A “Child Life” specialist, a sort of social worker, came into the room and offered several things to make us more comfortable. Among those things, was a laptop, so that we could check our e-mail and keep in touch with our family. We accepted the offer and she was back within minutes with a computer.

The first thing Andy did was research “biliary atresia.” He wanted to know what tests would be done, and what those were for. While he was glued to the laptop, I was glued to the pump, making sure my baby would have milk.

“I think we need to find out as much as we can about Down syndrome,” Andy said as I fed a bottle to Nichole.

I had checked out every book on Down syndrome available at our local library. All of those books had been depressing. Pages on all the ways my baby would be different, inferior, and broken. Words describing all the things that could go wrong, and the many challenges we would face. Every time I had tried to read one of those books, I had closed them after a few pages and cried.

“On-line?” I asked.

“Yes, on-line, but also we should go to Barns and Noble and get some up to date books. Not those outdated ones from the library.
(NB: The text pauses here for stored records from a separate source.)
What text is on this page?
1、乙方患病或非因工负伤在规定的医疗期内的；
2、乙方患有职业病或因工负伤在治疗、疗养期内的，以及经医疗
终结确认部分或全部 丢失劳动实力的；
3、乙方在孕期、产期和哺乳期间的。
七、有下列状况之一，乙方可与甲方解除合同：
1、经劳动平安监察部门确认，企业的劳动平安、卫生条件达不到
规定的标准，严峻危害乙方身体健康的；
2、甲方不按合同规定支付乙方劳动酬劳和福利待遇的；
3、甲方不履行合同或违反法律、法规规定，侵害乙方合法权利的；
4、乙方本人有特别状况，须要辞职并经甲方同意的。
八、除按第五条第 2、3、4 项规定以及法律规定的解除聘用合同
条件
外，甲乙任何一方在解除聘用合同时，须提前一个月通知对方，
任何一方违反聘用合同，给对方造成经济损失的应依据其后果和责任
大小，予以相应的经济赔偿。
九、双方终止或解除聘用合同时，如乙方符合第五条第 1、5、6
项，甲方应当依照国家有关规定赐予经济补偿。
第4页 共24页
I think that is all garbage.”

“Okay” After a pause, I added, “Maybe we can go while Nichole takes s a nap.”

Later that evening, we walked into our favorite bookstore; a preferred place for our date nights. For the first time, we searched for the “special needs” section. When we found it, we were amazed at the hundreds of books on the shelves. 
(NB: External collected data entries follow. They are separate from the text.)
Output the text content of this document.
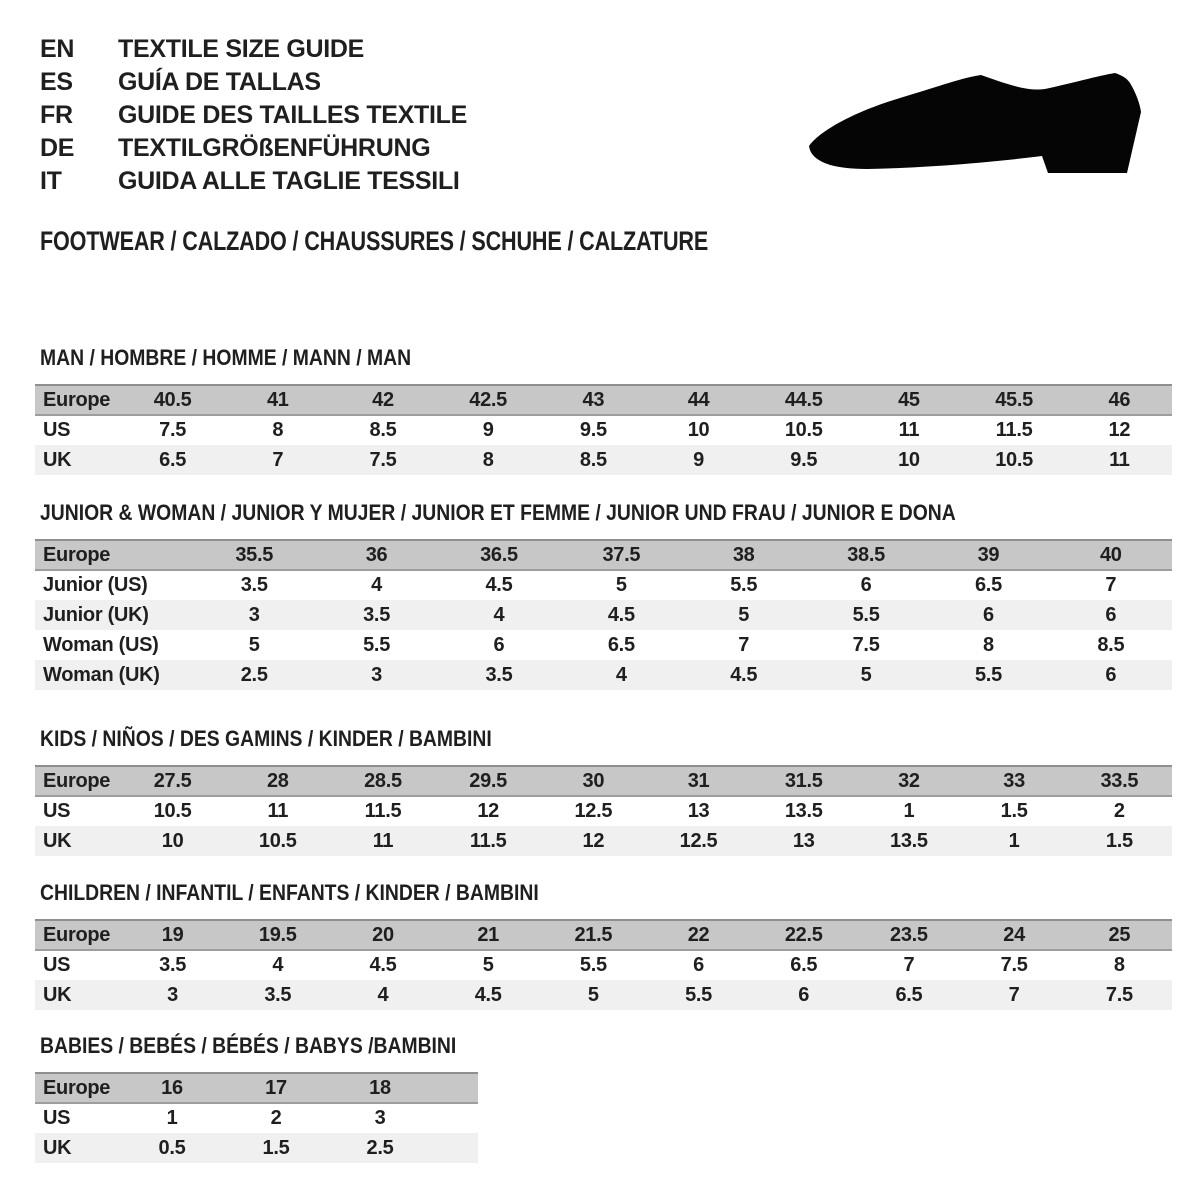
EN	TEXTILE SIZE GUIDE
ES	GUÍA DE TALLAS
FR	GUIDE DES TAILLES TEXTILE
DE	TEXTILGRÖßENFÜHRUNG
IT	GUIDA ALLE TAGLIE TESSILI
FOOTWEAR / CALZADO / CHAUSSURES / SCHUHE / CALZATURE
MAN / HOMBRE / HOMME / MANN / MAN
Europe	40.5	41	42	42.5	43	44	44.5	45	45.5	46
US	7.5	8	8.5	9	9.5	10	10.5	11	11.5	12
UK	6.5	7	7.5	8	8.5	9	9.5	10	10.5	11
JUNIOR & WOMAN / JUNIOR Y MUJER / JUNIOR ET FEMME / JUNIOR UND FRAU / JUNIOR E DONA
Europe	35.5	36	36.5	37.5	38	38.5	39	40
Junior (US)	3.5	4	4.5	5	5.5	6	6.5	7
Junior (UK)	3	3.5	4	4.5	5	5.5	6	6
Woman (US)	5	5.5	6	6.5	7	7.5	8	8.5
Woman (UK)	2.5	3	3.5	4	4.5	5	5.5	6
KIDS / NIÑOS / DES GAMINS / KINDER / BAMBINI
Europe	27.5	28	28.5	29.5	30	31	31.5	32	33	33.5
US	10.5	11	11.5	12	12.5	13	13.5	1	1.5	2
UK	10	10.5	11	11.5	12	12.5	13	13.5	1	1.5
CHILDREN / INFANTIL / ENFANTS / KINDER / BAMBINI
Europe	19	19.5	20	21	21.5	22	22.5	23.5	24	25
US	3.5	4	4.5	5	5.5	6	6.5	7	7.5	8
UK	3	3.5	4	4.5	5	5.5	6	6.5	7	7.5
BABIES / BEBÉS / BÉBÉS / BABYS /BAMBINI
Europe	16	17	18	
US	1	2	3	
UK	0.5	1.5	2.5	
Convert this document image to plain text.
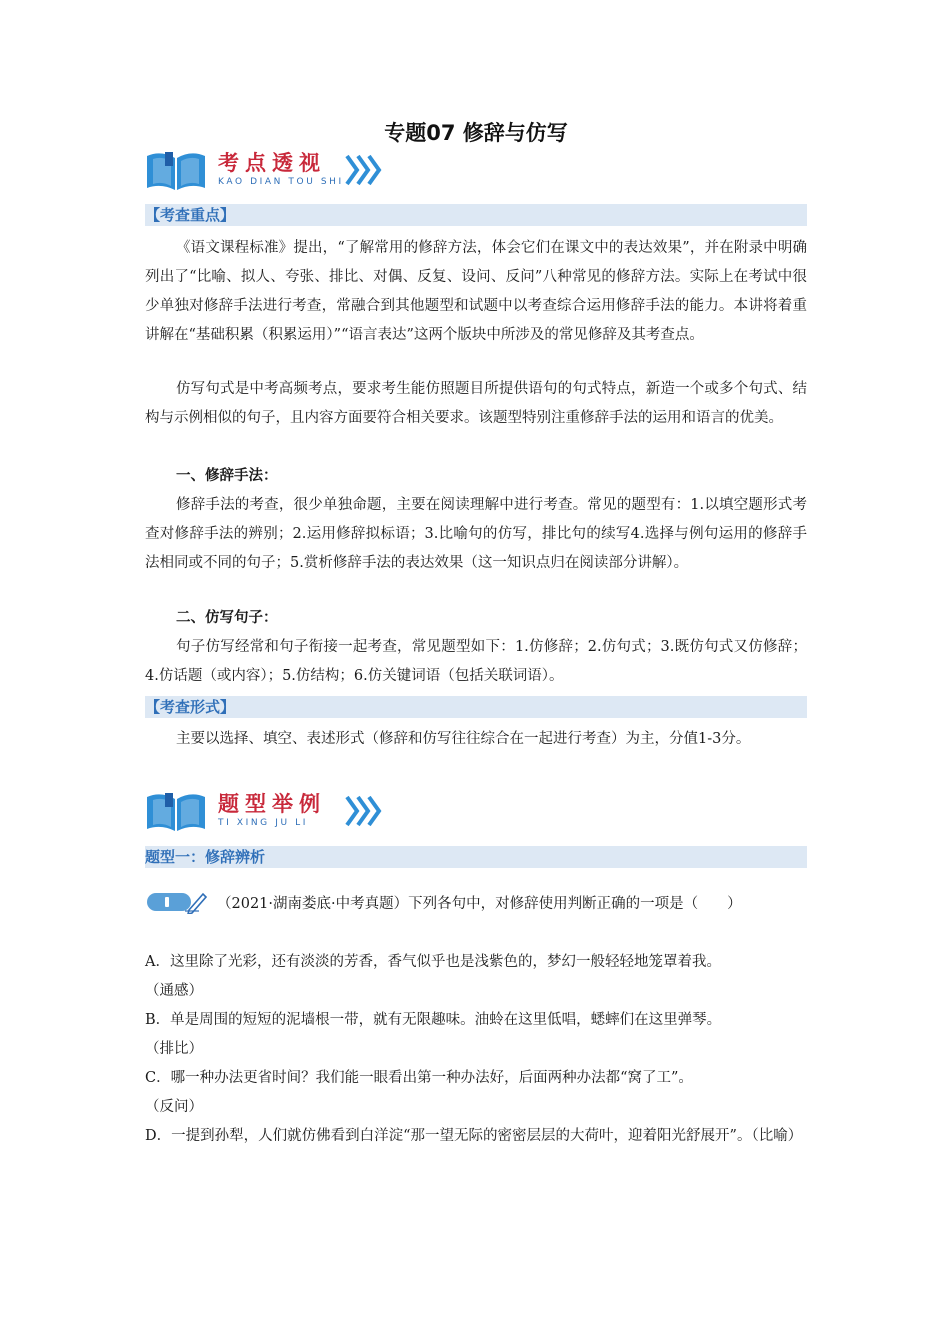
专题07 修辞与仿写
考点透视
KAO DIAN TOU SHI
【考查重点】
《语文课程标准》提出，“了解常用的修辞方法，体会它们在课文中的表达效果”，并在附录中明确列出了“比喻、拟人、夸张、排比、对偶、反复、设问、反问”八种常见的修辞方法。实际上在考试中很少单独对修辞手法进行考查，常融合到其他题型和试题中以考查综合运用修辞手法的能力。本讲将着重讲解在“基础积累（积累运用）”“语言表达”这两个版块中所涉及的常见修辞及其考查点。
仿写句式是中考高频考点，要求考生能仿照题目所提供语句的句式特点，新造一个或多个句式、结构与示例相似的句子，且内容方面要符合相关要求。该题型特别注重修辞手法的运用和语言的优美。
一、修辞手法：
修辞手法的考查，很少单独命题，主要在阅读理解中进行考查。常见的题型有：1.以填空题形式考查对修辞手法的辨别；2.运用修辞拟标语；3.比喻句的仿写，排比句的续写4.选择与例句运用的修辞手法相同或不同的句子；5.赏析修辞手法的表达效果（这一知识点归在阅读部分讲解）。
二、仿写句子：
句子仿写经常和句子衔接一起考查，常见题型如下：1.仿修辞；2.仿句式；3.既仿句式又仿修辞；4.仿话题（或内容）；5.仿结构；6.仿关键词语（包括关联词语）。
【考查形式】
主要以选择、填空、表述形式（修辞和仿写往往综合在一起进行考查）为主，分值1-3分。
题型举例
TI XING JU LI
题型一：修辞辨析
（2021·湖南娄底·中考真题）下列各句中，对修辞使用判断正确的一项是（　　）
A．这里除了光彩，还有淡淡的芳香，香气似乎也是浅紫色的，梦幻一般轻轻地笼罩着我。
（通感）
B．单是周围的短短的泥墙根一带，就有无限趣味。油蛉在这里低唱，蟋蟀们在这里弹琴。
（排比）
C．哪一种办法更省时间？我们能一眼看出第一种办法好，后面两种办法都“窝了工”。
（反问）
D．一提到孙犁，人们就仿佛看到白洋淀“那一望无际的密密层层的大荷叶，迎着阳光舒展开”。（比喻）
I have been so blind at the world around me. I never really noticed children with special needs, but there are so many…

Autism. Aspergers. Cerebral Palsy. ADHA. ADD. Sensory Processing Disorders. Turette’s Syndrome. Spina Bifida. Deafness.

The list went on.

Finally, squeezed among the many books, I noticed the words “Down syndrome.” I pulled books out of the shelves, trying to decide what I wanted to read. I did not want lists of doomed futures. I did not want guides on how to teach my child gross motor skills or speech. I was looking for hope, for dreams, for a bright future.
Andy walked to me and handed me a book.

“I think this is the book you need to read,” he said.

On the cover, a naked baby was held by the strong hands of a father. White letters in contrast with a gray- blue background that surrounded the picture read, “Gifts.” Underneath the photo, the subtitle, “Mothers Reflect on How Children With Down Syndrome Enrich Their Lives.”

I quickly flipped to the back cover, “Having a baby with Down syndrome is not something most parents would willingly choose. Yet many who travel this path discover rich, unexpected rewards along the way.”

I could feel my heart beating faster. I opened the book to the foreword and read the first line. “Your life will have flashes of color you never knew possible.”

My life will have flashes of color I never knew were possible.

Those words, so real, carried with them great power. The hope and dreams I was searching for were contained in that sentence. I held the book close to my heart. In the middle of the aisle at Barns and Noble, I kneeled down hugging a book. Tears showing up once more, I closed my eyes in an effort to make them stop. Yet tears kept pouring out. And through my tears, I smiled. Because for the first time, I was not crying because I was sad, I was crying, because I knew my life would have flashed of color I never knew were possible.  I was crying, because I had been given a gift.